The first ground is, briefly, that the jury were not drawn and returned as required by the law in force regulating the same; second, that no notice of the said drawing was published; third, that the officers failed to summon twelve of the jurors drawn; fourth, that the court ordered twenty additional jurors summoned on an open venire, without authority of law; and, fifth, that because the deceased was a special deputy to the sheriff, that officer was not authorized to summon the jury owing to his bias and prejudice.
The appellant has failed to include in this record on appeal that portion of the court’s records which indicates the manner in which and the officers by whom the original jury panel was drawn.
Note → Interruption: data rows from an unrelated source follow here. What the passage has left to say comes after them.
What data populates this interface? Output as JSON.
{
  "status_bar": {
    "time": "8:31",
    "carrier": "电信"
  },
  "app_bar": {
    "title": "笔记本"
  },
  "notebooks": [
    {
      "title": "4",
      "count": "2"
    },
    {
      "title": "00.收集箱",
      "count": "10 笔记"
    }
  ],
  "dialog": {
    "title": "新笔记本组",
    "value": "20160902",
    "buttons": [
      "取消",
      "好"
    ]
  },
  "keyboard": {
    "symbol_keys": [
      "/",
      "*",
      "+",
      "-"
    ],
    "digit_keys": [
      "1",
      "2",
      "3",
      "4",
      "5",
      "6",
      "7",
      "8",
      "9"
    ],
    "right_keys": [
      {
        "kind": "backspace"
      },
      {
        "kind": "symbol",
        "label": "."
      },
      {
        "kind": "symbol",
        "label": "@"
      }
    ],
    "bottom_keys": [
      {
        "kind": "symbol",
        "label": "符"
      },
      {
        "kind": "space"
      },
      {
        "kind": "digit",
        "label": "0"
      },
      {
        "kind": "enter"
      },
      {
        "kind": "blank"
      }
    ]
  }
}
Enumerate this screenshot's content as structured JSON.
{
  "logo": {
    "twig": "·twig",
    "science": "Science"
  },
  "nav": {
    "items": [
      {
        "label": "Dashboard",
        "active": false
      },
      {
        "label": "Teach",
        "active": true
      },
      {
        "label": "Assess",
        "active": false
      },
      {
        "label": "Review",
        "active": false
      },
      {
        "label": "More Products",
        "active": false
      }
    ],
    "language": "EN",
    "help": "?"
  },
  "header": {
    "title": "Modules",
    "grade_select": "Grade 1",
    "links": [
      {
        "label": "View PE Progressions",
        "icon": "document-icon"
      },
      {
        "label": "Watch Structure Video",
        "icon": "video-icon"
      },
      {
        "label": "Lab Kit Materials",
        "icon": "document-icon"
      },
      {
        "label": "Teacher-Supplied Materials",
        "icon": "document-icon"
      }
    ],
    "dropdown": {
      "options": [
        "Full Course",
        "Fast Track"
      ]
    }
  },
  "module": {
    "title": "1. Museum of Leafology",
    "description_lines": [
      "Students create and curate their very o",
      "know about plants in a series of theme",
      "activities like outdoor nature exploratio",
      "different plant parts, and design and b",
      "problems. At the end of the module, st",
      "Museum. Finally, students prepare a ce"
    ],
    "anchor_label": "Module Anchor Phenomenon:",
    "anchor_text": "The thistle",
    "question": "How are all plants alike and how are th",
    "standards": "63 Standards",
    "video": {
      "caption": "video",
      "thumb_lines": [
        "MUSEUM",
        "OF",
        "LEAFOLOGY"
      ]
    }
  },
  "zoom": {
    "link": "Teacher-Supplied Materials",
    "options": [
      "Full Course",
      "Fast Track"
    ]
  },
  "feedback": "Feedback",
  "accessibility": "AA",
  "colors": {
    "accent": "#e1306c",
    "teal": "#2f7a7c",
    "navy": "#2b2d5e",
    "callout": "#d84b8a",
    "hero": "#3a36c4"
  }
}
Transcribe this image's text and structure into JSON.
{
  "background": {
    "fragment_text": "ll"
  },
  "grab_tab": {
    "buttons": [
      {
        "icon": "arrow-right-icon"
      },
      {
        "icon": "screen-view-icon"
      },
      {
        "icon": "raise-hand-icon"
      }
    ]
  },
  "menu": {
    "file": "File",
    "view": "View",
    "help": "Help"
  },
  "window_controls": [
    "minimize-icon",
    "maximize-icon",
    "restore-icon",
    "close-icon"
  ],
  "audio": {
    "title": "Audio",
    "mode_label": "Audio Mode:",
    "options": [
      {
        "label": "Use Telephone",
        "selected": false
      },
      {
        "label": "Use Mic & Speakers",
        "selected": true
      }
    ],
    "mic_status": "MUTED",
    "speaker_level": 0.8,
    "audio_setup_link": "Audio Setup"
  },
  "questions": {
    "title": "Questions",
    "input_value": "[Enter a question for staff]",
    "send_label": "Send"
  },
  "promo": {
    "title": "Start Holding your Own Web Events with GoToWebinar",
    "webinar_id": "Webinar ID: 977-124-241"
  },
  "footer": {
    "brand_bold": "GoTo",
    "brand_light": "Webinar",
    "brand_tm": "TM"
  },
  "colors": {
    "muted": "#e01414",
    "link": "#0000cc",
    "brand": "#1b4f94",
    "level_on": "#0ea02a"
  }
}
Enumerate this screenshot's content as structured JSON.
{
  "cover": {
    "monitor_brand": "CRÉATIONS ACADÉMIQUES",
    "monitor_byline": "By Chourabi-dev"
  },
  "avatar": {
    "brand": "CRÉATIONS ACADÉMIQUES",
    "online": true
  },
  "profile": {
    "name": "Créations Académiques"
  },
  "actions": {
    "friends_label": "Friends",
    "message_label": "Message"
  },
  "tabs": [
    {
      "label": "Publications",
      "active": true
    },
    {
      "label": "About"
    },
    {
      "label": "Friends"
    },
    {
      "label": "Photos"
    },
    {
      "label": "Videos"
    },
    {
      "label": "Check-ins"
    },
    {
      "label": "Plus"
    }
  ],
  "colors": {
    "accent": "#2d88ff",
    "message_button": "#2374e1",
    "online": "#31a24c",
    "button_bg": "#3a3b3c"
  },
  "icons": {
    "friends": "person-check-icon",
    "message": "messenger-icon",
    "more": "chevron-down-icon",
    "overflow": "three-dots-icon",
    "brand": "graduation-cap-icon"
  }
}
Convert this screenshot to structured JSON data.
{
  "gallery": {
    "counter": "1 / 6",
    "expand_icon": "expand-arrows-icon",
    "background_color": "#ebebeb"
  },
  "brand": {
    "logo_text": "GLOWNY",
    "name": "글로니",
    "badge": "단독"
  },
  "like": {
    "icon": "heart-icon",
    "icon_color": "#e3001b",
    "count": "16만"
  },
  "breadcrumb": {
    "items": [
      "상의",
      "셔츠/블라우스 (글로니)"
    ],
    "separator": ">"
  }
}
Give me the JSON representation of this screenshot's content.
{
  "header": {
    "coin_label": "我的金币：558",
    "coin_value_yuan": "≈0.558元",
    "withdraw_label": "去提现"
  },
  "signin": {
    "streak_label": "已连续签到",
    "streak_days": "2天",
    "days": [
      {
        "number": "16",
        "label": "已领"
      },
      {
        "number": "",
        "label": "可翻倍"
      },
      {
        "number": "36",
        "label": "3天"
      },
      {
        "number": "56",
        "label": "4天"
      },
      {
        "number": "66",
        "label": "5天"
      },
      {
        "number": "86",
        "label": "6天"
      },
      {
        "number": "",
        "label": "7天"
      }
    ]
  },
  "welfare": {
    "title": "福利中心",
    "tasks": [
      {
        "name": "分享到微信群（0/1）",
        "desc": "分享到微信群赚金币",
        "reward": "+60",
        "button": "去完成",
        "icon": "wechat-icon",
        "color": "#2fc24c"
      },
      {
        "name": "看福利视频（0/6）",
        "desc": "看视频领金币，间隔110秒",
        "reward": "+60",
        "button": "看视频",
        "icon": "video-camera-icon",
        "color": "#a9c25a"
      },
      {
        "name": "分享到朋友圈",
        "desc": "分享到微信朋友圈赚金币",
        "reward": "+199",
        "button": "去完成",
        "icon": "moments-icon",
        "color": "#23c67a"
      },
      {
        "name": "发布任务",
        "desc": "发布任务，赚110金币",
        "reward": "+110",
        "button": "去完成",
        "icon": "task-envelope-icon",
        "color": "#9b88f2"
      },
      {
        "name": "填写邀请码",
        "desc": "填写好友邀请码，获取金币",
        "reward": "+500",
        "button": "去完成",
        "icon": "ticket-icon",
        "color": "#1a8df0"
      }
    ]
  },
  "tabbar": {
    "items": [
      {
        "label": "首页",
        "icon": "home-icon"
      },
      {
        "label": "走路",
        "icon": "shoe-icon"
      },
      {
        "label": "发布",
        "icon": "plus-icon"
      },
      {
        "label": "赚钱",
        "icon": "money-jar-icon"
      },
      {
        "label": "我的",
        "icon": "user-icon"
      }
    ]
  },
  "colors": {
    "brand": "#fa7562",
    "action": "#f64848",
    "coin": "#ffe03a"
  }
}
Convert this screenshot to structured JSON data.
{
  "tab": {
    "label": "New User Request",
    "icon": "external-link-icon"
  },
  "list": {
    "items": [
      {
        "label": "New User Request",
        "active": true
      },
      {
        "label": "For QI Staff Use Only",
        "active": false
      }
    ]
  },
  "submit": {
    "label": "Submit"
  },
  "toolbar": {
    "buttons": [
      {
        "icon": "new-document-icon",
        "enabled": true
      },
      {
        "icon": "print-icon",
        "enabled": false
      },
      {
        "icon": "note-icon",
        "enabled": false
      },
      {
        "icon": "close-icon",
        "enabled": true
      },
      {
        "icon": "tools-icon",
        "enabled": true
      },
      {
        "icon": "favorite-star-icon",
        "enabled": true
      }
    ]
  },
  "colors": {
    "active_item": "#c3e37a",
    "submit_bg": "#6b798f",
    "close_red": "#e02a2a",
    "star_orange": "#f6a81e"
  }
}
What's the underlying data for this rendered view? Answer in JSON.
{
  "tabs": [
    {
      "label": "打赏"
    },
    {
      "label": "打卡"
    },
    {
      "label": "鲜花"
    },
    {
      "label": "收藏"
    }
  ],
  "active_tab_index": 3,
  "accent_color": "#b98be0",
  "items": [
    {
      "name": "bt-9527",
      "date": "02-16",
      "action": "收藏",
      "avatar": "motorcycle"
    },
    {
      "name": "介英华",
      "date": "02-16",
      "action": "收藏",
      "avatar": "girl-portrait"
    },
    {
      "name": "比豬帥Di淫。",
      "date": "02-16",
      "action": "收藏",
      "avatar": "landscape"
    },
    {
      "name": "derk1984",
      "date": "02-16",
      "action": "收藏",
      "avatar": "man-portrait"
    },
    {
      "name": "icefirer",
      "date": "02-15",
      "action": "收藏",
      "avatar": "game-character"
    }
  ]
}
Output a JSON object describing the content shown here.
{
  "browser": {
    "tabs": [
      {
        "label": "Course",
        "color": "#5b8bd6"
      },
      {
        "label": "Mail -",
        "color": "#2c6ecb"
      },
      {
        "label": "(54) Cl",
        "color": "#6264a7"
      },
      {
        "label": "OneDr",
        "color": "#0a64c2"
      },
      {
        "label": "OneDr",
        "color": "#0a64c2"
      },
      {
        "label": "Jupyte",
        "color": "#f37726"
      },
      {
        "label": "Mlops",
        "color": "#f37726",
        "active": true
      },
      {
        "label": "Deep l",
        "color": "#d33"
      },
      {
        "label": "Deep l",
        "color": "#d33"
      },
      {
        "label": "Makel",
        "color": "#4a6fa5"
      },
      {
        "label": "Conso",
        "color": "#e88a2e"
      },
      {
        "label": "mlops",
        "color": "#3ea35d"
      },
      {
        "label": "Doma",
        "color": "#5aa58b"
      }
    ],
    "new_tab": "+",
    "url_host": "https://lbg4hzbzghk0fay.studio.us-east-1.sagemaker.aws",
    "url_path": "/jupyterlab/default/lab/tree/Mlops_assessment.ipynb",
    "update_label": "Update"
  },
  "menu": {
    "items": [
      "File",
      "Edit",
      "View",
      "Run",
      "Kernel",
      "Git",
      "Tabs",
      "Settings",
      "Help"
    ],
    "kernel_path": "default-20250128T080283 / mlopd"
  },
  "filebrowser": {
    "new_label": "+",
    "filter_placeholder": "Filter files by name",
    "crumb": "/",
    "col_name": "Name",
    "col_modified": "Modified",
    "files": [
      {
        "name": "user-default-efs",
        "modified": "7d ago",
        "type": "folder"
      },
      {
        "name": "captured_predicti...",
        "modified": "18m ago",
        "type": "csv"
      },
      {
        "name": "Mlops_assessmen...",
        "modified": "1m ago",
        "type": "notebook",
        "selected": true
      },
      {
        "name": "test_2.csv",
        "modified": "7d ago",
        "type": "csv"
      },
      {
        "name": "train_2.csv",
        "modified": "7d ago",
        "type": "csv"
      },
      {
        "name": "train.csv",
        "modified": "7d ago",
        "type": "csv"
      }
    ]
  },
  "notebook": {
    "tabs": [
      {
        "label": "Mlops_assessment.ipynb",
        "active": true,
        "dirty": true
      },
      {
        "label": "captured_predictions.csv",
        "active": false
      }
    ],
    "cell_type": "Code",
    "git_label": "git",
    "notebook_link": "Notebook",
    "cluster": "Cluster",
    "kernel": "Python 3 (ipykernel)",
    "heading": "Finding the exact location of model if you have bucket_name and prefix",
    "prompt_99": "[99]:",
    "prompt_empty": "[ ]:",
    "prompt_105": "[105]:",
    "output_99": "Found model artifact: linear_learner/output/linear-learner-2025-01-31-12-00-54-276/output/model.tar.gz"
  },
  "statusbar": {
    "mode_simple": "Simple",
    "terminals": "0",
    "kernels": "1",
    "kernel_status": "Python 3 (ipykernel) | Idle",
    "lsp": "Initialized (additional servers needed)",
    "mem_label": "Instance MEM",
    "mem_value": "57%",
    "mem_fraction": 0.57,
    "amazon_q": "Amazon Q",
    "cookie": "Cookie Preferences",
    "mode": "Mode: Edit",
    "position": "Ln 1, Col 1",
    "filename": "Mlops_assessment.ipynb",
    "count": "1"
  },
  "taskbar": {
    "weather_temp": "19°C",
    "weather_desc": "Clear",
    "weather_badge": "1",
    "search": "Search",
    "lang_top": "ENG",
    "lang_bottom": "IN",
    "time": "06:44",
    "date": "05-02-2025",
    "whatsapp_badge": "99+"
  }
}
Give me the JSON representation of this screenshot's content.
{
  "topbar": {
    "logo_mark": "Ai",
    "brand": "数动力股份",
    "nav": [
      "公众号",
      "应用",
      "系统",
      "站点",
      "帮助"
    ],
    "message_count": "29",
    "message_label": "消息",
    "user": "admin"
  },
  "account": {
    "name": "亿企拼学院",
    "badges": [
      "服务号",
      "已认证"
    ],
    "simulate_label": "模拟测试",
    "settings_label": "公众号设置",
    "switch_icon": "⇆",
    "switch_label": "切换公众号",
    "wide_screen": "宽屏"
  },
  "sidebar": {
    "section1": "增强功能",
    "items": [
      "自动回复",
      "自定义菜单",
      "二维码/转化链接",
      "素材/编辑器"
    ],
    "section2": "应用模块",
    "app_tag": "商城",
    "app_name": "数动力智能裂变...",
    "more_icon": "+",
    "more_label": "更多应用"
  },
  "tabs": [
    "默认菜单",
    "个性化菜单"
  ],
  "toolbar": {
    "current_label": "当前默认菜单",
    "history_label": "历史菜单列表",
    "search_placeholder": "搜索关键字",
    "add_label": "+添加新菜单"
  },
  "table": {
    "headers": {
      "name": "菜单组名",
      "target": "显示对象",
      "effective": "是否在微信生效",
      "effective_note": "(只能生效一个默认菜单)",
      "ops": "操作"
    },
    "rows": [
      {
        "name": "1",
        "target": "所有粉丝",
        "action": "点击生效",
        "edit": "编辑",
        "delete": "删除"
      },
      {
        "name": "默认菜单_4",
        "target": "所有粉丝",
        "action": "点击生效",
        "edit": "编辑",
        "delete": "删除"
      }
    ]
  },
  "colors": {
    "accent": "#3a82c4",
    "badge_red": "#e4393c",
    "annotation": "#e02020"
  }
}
The record also fails to present from the court records the order upon which the original jury panel was-summoned and the return thereon; and it likewise fails to present the order which authorized the summoning of the twenty additional jurors or the return on that process. These records, we presume, do exist, because the law requires them to be made, and the acts of which they are evidence were performed by officers in discharge of official duties. The performance of such acts is necessary to authorize the presence of the jurors at the court to act in the capacity of jurors to-try the facts of eases before the court. The record as presented here is silent as to whether the officers charged with the duty of drawing, ordering and summoning the jurors from whose number the jury selected to and before whom this case was tried actually performed their respective duties as the law requires in any manner or at all. The appellant by his motion alleges that such officers failed to perform their respective duties in the premises as required by law. The lower court has determined otherwise, and now we are asked to-review that determination upon a record which is silent as. to the facts sought to be reviewed.
The presumption of law as regards the order of the lower court is that such order is without error. In the absence of *471the record showing error in drawing the jury, in ordering summoned, and in summoning the jury, and as to all official acts by which the jurors are brought into court for service, the presumption is that the officers have performed every official act imposed upon them in the premises. To authorize a review of such acts and order, the duty is on the appellant, on appeal, to show by the record that such officers have failed in their duty in some material respect. The record of the acts is not before this court, and therefore the presumption prevails that no omission occurred and that no error was committed by the trial court in disallowing the challenge in either instance of which complaint is made.
Upon due consideration of the whole case I am convinced that the appellant has been awarded a fair and impartial trial, and that the matters complained of as error only amount to irregularities and have wrought him no harm.
The judgment therefore ought to be affirmed.